The complete guide to swearing at work
(For those of us with a fondness for profanity, testing the bounds of cursing in the workplace can feel at once satisfying—and fucking terrifying. But fear not, there’s reason to believe that indulging your impulse to drop an f-bomb in the office is worth it, according to some experts.)
IDOLATOR
Here’s a dress-by-number system to help you look like a dapper TV host
(Indeed, when New York Magazine reporter Benjamin Wallace visited Seacrest’s trailer at American Idol, he found the host’s dressing room “full of suits grouped into ready-to-wear color clusters—black suits with compatible shirt-and-tie-and-pocket-square pairings (and so on for brown, gray, and blue suits)—that let him streamline his dressing process.”)
Much is discussed today about native advertising, about being more experimental with how advertising messages are presented on digital and mobile devices,
Here's a quote about the advertising on the new redesign from Joy Robins (VP Advertising & Strategy):
“Quartz was built with ads in mind, not as an afterthought.

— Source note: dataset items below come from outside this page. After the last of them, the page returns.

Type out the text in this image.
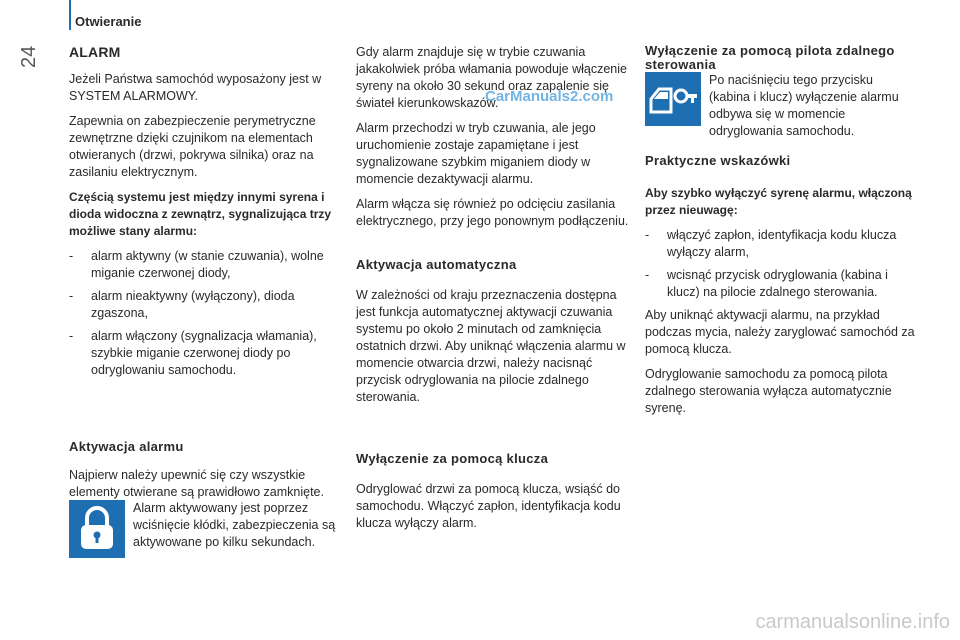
24
Otwieranie
ALARM

Jeżeli Państwa samochód wyposażony jest w SYSTEM ALARMOWY.

Zapewnia on zabezpieczenie perymetryczne zewnętrzne dzięki czujnikom na elementach otwieranych (drzwi, pokrywa silnika) oraz na zasilaniu elektrycznym.

Częścią systemu jest między innymi syrena i dioda widoczna z zewnątrz, sygnalizująca trzy możliwe stany alarmu:

- alarm aktywny (w stanie czuwania), wolne miganie czerwonej diody,
- alarm nieaktywny (wyłączony), dioda zgaszona,
- alarm włączony (sygnalizacja włamania), szybkie miganie czerwonej diody po odryglowaniu samochodu.
Aktywacja alarmu

Najpierw należy upewnić się czy wszystkie elementy otwierane są prawidłowo zamknięte.

Alarm aktywowany jest poprzez wciśnięcie kłódki, zabezpieczenia są aktywowane po kilku sekundach.

Gdy alarm znajduje się w trybie czuwania jakakolwiek próba włamania powoduje włączenie syreny na około 30 sekund oraz zapalenie się świateł kierunkowskazów.

Alarm przechodzi w tryb czuwania, ale jego uruchomienie zostaje zapamiętane i jest sygnalizowane szybkim miganiem diody w momencie dezaktywacji alarmu.

Alarm włącza się również po odcięciu zasilania elektrycznego, przy jego ponownym podłączeniu.

Aktywacja automatyczna

W zależności od kraju przeznaczenia dostępna jest funkcja automatycznej aktywacji czuwania systemu po około 2 minutach od zamknięcia ostatnich drzwi. Aby uniknąć włączenia alarmu w momencie otwarcia drzwi, należy nacisnąć przycisk odryglowania na pilocie zdalnego sterowania.

Wyłączenie za pomocą klucza

Odryglować drzwi za pomocą klucza, wsiąść do samochodu. Włączyć zapłon, identyfikacja kodu klucza wyłączy alarm.

Wyłączenie za pomocą pilota zdalnego sterowania
Po naciśnięciu tego przycisku (kabina i klucz) wyłączenie alarmu odbywa się w momencie odryglowania samochodu.
Praktyczne wskazówki

Aby szybko wyłączyć syrenę alarmu, włączoną przez nieuwagę:

- włączyć zapłon, identyfikacja kodu klucza wyłączy alarm,
- wcisnąć przycisk odryglowania (kabina i klucz) na pilocie zdalnego sterowania.

Aby uniknąć aktywacji alarmu, na przykład podczas mycia, należy zaryglować samochód za pomocą klucza.

Odryglowanie samochodu za pomocą pilota zdalnego sterowania wyłącza automatycznie syrenę.

CarManuals2.com
carmanualsonline.info
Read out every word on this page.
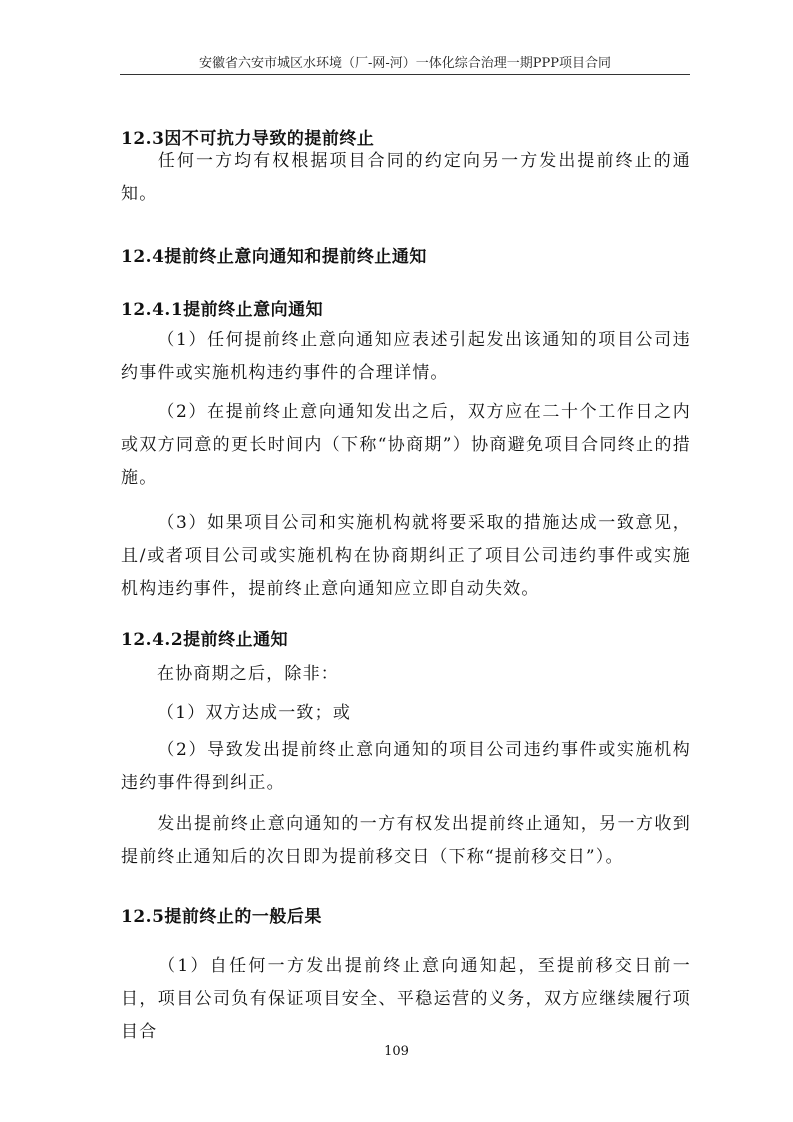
安徽省六安市城区水环境（厂-网-河）一体化综合治理一期PPP项目合同
12.3因不可抗力导致的提前终止

任何一方均有权根据项目合同的约定向另一方发出提前终止的通知。

12.4提前终止意向通知和提前终止通知
12.4.1提前终止意向通知

（1）任何提前终止意向通知应表述引起发出该通知的项目公司违约事件或实施机构违约事件的合理详情。

（2）在提前终止意向通知发出之后，双方应在二十个工作日之内或双方同意的更长时间内（下称“协商期”）协商避免项目合同终止的措施。

（3）如果项目公司和实施机构就将要采取的措施达成一致意见，且/或者项目公司或实施机构在协商期纠正了项目公司违约事件或实施机构违约事件，提前终止意向通知应立即自动失效。

12.4.2提前终止通知

在协商期之后，除非：

（1）双方达成一致；或

（2）导致发出提前终止意向通知的项目公司违约事件或实施机构违约事件得到纠正。

发出提前终止意向通知的一方有权发出提前终止通知，另一方收到提前终止通知后的次日即为提前移交日（下称“提前移交日”）。

12.5提前终止的一般后果

（1）自任何一方发出提前终止意向通知起，至提前移交日前一日，项目公司负有保证项目安全、平稳运营的义务，双方应继续履行项目合

109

Our responsive ads, which are organically woven into the reader flow rather than disrupting the experience, are now bigger and even more beautiful—you'll notice this with the full bleed ads across all devices and on mobile where we've tripled the size of our ENGAGE units to take advantage of the constant evolution of mobile screen sizes.”
– we're also offering a new ad placement at the top of “The Brief” homepage (you'll see Cisco there right now) and in line as well
– there may also be sponsored content (clearly labeled) in the top queue of stories when relevant.